Every morning, as the sun is hinting at its rising, I take a walk down to the sea that swirls before me and surrounds this hump of land. Every single morning is different. It's the same ocean and same swath of sand, rocks, and dirt; but always a different configuration. After a particularly violent storm with matching high tides, the sea will take its pound of flesh, biting forcefully into the tenuous bridge of muddy sand that separates water from land. Large chunks of earth disappear in the night as if a tractor emerged out of the sea and dug two feet down and twenty feet wide.

Where there was once a large rotting tree trunk surrounded by sand and Rosa Rugosa, there is now an empty swath and a raw edge of flimsy earth. Tree roots and sandy dirt are suddenly exposed. The roots listing in the salty air. I used to come to this place and sit on that old tree trunk. Now, it was gone. I felt a huge loss; something significant had been taken away and I would have to adapt.


The first time I witnessed this, I understood the unequivocal fact that the earth is a living breathing organism. And when it is out of balance, it will reset that balance without emotion or favoritism. There is a not a day that goes by where I don't go to that place and bemoan the loss of that piece of earth.

It has been a few years since the tree trunk and its surroundings disappeared into the sea. Since then I have observed the continual give and take between water and land. While that tree trunk is forever gone, another has taken its place a few yards away. And the Rosa Rugosa has reappeared. It even bears a flower or two.

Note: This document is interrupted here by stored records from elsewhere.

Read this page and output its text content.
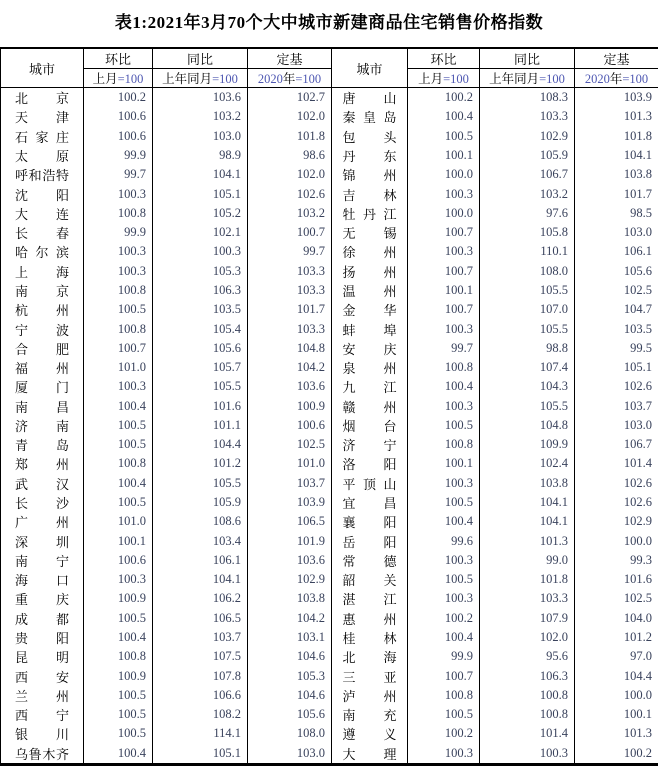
表1:2021年3月70个大中城市新建商品住宅销售价格指数
城市	环比	同比	定基	城市	环比	同比	定基
	上月=100	上年同月=100	2020年=100		上月=100	上年同月=100	2020年=100

北 京	100.2	103.6	102.7	唐 山	100.2	108.3	103.9

天 津	100.6	103.2	102.0	秦 皇 岛	100.4	103.3	101.3

石 家 庄	100.6	103.0	101.8	包 头	100.5	102.9	101.8

太 原	99.9	98.9	98.6	丹 东	100.1	105.9	104.1

呼 和 浩 特	99.7	104.1	102.0	锦 州	100.0	106.7	103.8

沈 阳	100.3	105.1	102.6	吉 林	100.3	103.2	101.7

大 连	100.8	105.2	103.2	牡 丹 江	100.0	97.6	98.5

长 春	99.9	102.1	100.7	无 锡	100.7	105.8	103.0

哈 尔 滨	100.3	100.3	99.7	徐 州	100.3	110.1	106.1

上 海	100.3	105.3	103.3	扬 州	100.7	108.0	105.6

南 京	100.8	106.3	103.3	温 州	100.1	105.5	102.5

杭 州	100.5	103.5	101.7	金 华	100.7	107.0	104.7

宁 波	100.8	105.4	103.3	蚌 埠	100.3	105.5	103.5

合 肥	100.7	105.6	104.8	安 庆	99.7	98.8	99.5

福 州	101.0	105.7	104.2	泉 州	100.8	107.4	105.1

厦 门	100.3	105.5	103.6	九 江	100.4	104.3	102.6

南 昌	100.4	101.6	100.9	赣 州	100.3	105.5	103.7

济 南	100.5	101.1	100.6	烟 台	100.5	104.8	103.0

青 岛	100.5	104.4	102.5	济 宁	100.8	109.9	106.7

郑 州	100.8	101.2	101.0	洛 阳	100.1	102.4	101.4

武 汉	100.4	105.5	103.7	平 顶 山	100.3	103.8	102.6

长 沙	100.5	105.9	103.9	宜 昌	100.5	104.1	102.6

广 州	101.0	108.6	106.5	襄 阳	100.4	104.1	102.9

深 圳	100.1	103.4	101.9	岳 阳	99.6	101.3	100.0

南 宁	100.6	106.1	103.6	常 德	100.3	99.0	99.3

海 口	100.3	104.1	102.9	韶 关	100.5	101.8	101.6

重 庆	100.9	106.2	103.8	湛 江	100.3	103.3	102.5

成 都	100.5	106.5	104.2	惠 州	100.2	107.9	104.0

贵 阳	100.4	103.7	103.1	桂 林	100.4	102.0	101.2

昆 明	100.8	107.5	104.6	北 海	99.9	95.6	97.0

西 安	100.9	107.8	105.3	三 亚	100.7	106.3	104.4

兰 州	100.5	106.6	104.6	泸 州	100.8	100.8	100.0

西 宁	100.5	108.2	105.6	南 充	100.5	100.8	100.1

银 川	100.5	114.1	108.0	遵 义	100.2	101.4	101.3

乌 鲁 木 齐	100.4	105.1	103.0	大 理	100.3	100.3	100.2
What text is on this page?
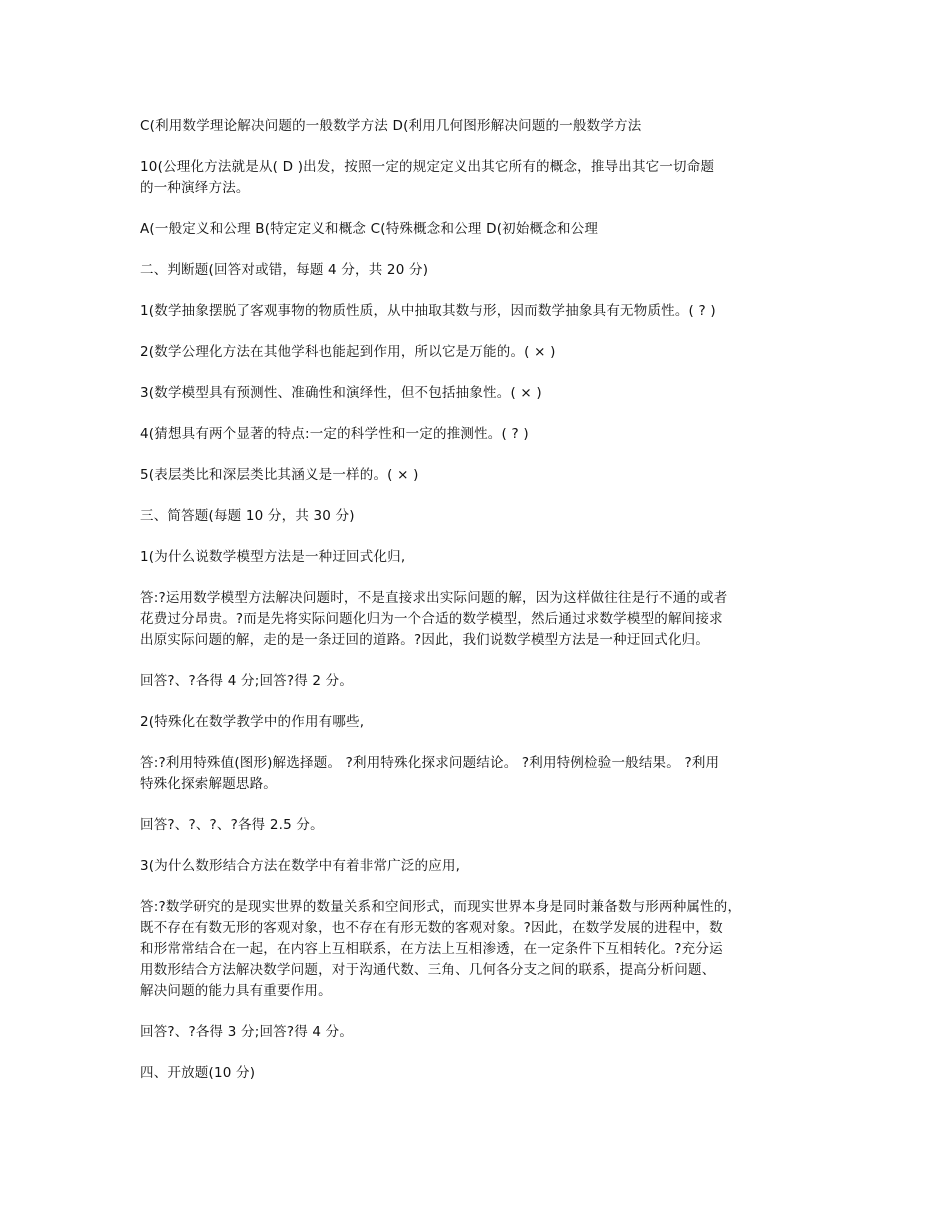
C(利用数学理论解决问题的一般数学方法 D(利用几何图形解决问题的一般数学方法
10(公理化方法就是从( D )出发，按照一定的规定定义出其它所有的概念，推导出其它一切命题
的一种演绎方法。
A(一般定义和公理 B(特定定义和概念 C(特殊概念和公理 D(初始概念和公理
二、判断题(回答对或错，每题 4 分，共 20 分)
1(数学抽象摆脱了客观事物的物质性质，从中抽取其数与形，因而数学抽象具有无物质性。( ? )
2(数学公理化方法在其他学科也能起到作用，所以它是万能的。( × )
3(数学模型具有预测性、准确性和演绎性，但不包括抽象性。( × )
4(猜想具有两个显著的特点:一定的科学性和一定的推测性。( ? )
5(表层类比和深层类比其涵义是一样的。( × )
三、简答题(每题 10 分，共 30 分)
1(为什么说数学模型方法是一种迂回式化归,
答:?运用数学模型方法解决问题时，不是直接求出实际问题的解，因为这样做往往是行不通的或者
花费过分昂贵。?而是先将实际问题化归为一个合适的数学模型，然后通过求数学模型的解间接求
出原实际问题的解，走的是一条迂回的道路。?因此，我们说数学模型方法是一种迂回式化归。
回答?、?各得 4 分;回答?得 2 分。
2(特殊化在数学教学中的作用有哪些,
答:?利用特殊值(图形)解选择题。 ?利用特殊化探求问题结论。 ?利用特例检验一般结果。 ?利用
特殊化探索解题思路。
回答?、?、?、?各得 2.5 分。
3(为什么数形结合方法在数学中有着非常广泛的应用,
答:?数学研究的是现实世界的数量关系和空间形式，而现实世界本身是同时兼备数与形两种属性的，
既不存在有数无形的客观对象，也不存在有形无数的客观对象。?因此，在数学发展的进程中，数
和形常常结合在一起，在内容上互相联系，在方法上互相渗透，在一定条件下互相转化。?充分运
用数形结合方法解决数学问题，对于沟通代数、三角、几何各分支之间的联系，提高分析问题、
解决问题的能力具有重要作用。
回答?、?各得 3 分;回答?得 4 分。
四、开放题(10 分)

Painting in Space - On Mylar ; “What’s Old is New Again”; Lisa Kellner

Painting in Space - On Mylar; “What’s Old is New Again”; Lisa Kellner

I tried unsuccessfully to rebuild the earth in this spot. Only to have the sea undo my efforts. Last summer I painstakingly dug up large sand-embedded rocks and rolled them into place. The sea had its way with them, tossing them aside as if they were dice. I have decided to let things be. There is a greater force at work here and I have learned to appreciate its brutal strength. Each morning, I go down to the water and take it all in. A surge of emotion envelops me and I realize that I love it all.